In the multimodal setting, data from different platforms & instruments are used together to obtain a better outcome. Multimodal methods allow for the integration of spectral responses from different & complementary electromagnetic radiation ranges, allowing to quantify different plant responses (e.g. stomatal closure, increased respiration, decreased chlorophyll, altered pigments, modified biochemistry, photosynthetic inhibition, altered growth, modified leaf angle, water content), and analyzing them to obtain a comprehensive understanding of disease progression, including eventual recovery. By using multimodal methods, it is possible to obtain a more accurate and detailed analysis of crop conditions, leading to advanced knowledge, improved decision-making and ultimately, better crop health management.

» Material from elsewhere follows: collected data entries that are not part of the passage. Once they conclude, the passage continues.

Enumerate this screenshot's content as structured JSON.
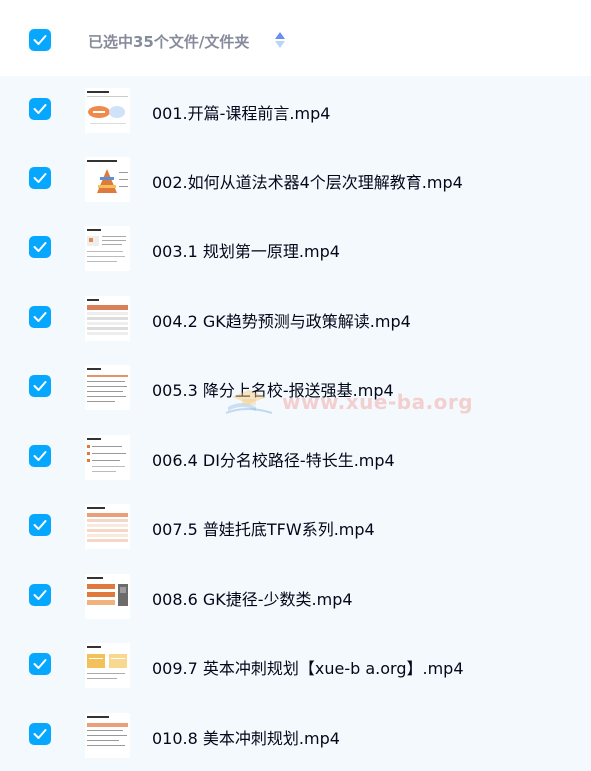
{
  "header": {
    "selection_label": "已选中35个文件/文件夹",
    "select_all_checked": true
  },
  "colors": {
    "accent": "#06a7ff",
    "text": "#03081a",
    "header_text": "#878c9c",
    "background": "#f4f9fd"
  },
  "files": [
    {
      "name": "001.开篇-课程前言.mp4",
      "checked": true,
      "thumb": "intro-slide"
    },
    {
      "name": "002.如何从道法术器4个层次理解教育.mp4",
      "checked": true,
      "thumb": "pyramid-slide"
    },
    {
      "name": "003.1 规划第一原理.mp4",
      "checked": true,
      "thumb": "text-slide"
    },
    {
      "name": "004.2 GK趋势预测与政策解读.mp4",
      "checked": true,
      "thumb": "table-slide"
    },
    {
      "name": "005.3 降分上名校-报送强基.mp4",
      "checked": true,
      "thumb": "text-slide"
    },
    {
      "name": "006.4 DI分名校路径-特长生.mp4",
      "checked": true,
      "thumb": "text-slide"
    },
    {
      "name": "007.5 普娃托底TFW系列.mp4",
      "checked": true,
      "thumb": "table-slide"
    },
    {
      "name": "008.6 GK捷径-少数类.mp4",
      "checked": true,
      "thumb": "photo-slide"
    },
    {
      "name": "009.7 英本冲刺规划【xue-b a.org】.mp4",
      "checked": true,
      "thumb": "box-slide"
    },
    {
      "name": "010.8 美本冲刺规划.mp4",
      "checked": true,
      "thumb": "text-slide"
    }
  ],
  "watermark": {
    "text": "www.xue-ba.org",
    "logo": "graduation-cap-book-logo"
  }
}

### Main challenges to overcome

Building more resilient agricultural systems requires concurrent and near-real-time and reliable crop information for effective decision making. Using remote sensing data & techniques for monitoring crop health can become a relevant method to derive crop information at leaf, canopy, field, and farm scales.

In spite of the increasing literature reporting the application of remote sensing for monitoring crop diseases, it seems that there is a lack of open, transparent and reproducible data and methods to ensure a robust evaluation of performance, reliability and generalization of machine learning and deep learning models, a necessary pre-requisite to safely advance the applicability of remote sensing for crop monitoring in the field.

To fully realize the potential of remote sensing for estimating crop health status, there is a need of reliable ground truth data to enable both data calibration (i.e. linking in-situ to remote values) and accuracy assessment of estimations. Since field measurements require a lot of work and time, there is always a risk that the sampling is not correct (e.g. not enough samples, incorrect sample location, or the sampled area does not match the sensor footprint).

Both collaborative research and crowdsourcing could become a solution to overcome the restrictions of ground-truth data accessibility as well as the lack of open, transparent, and reusable remote sensing data & workflows. It is anticipated that joint multidisciplinary research as well as user participation in the complete process of crop monitoring from remote sensing could improve the reliability of crop health information.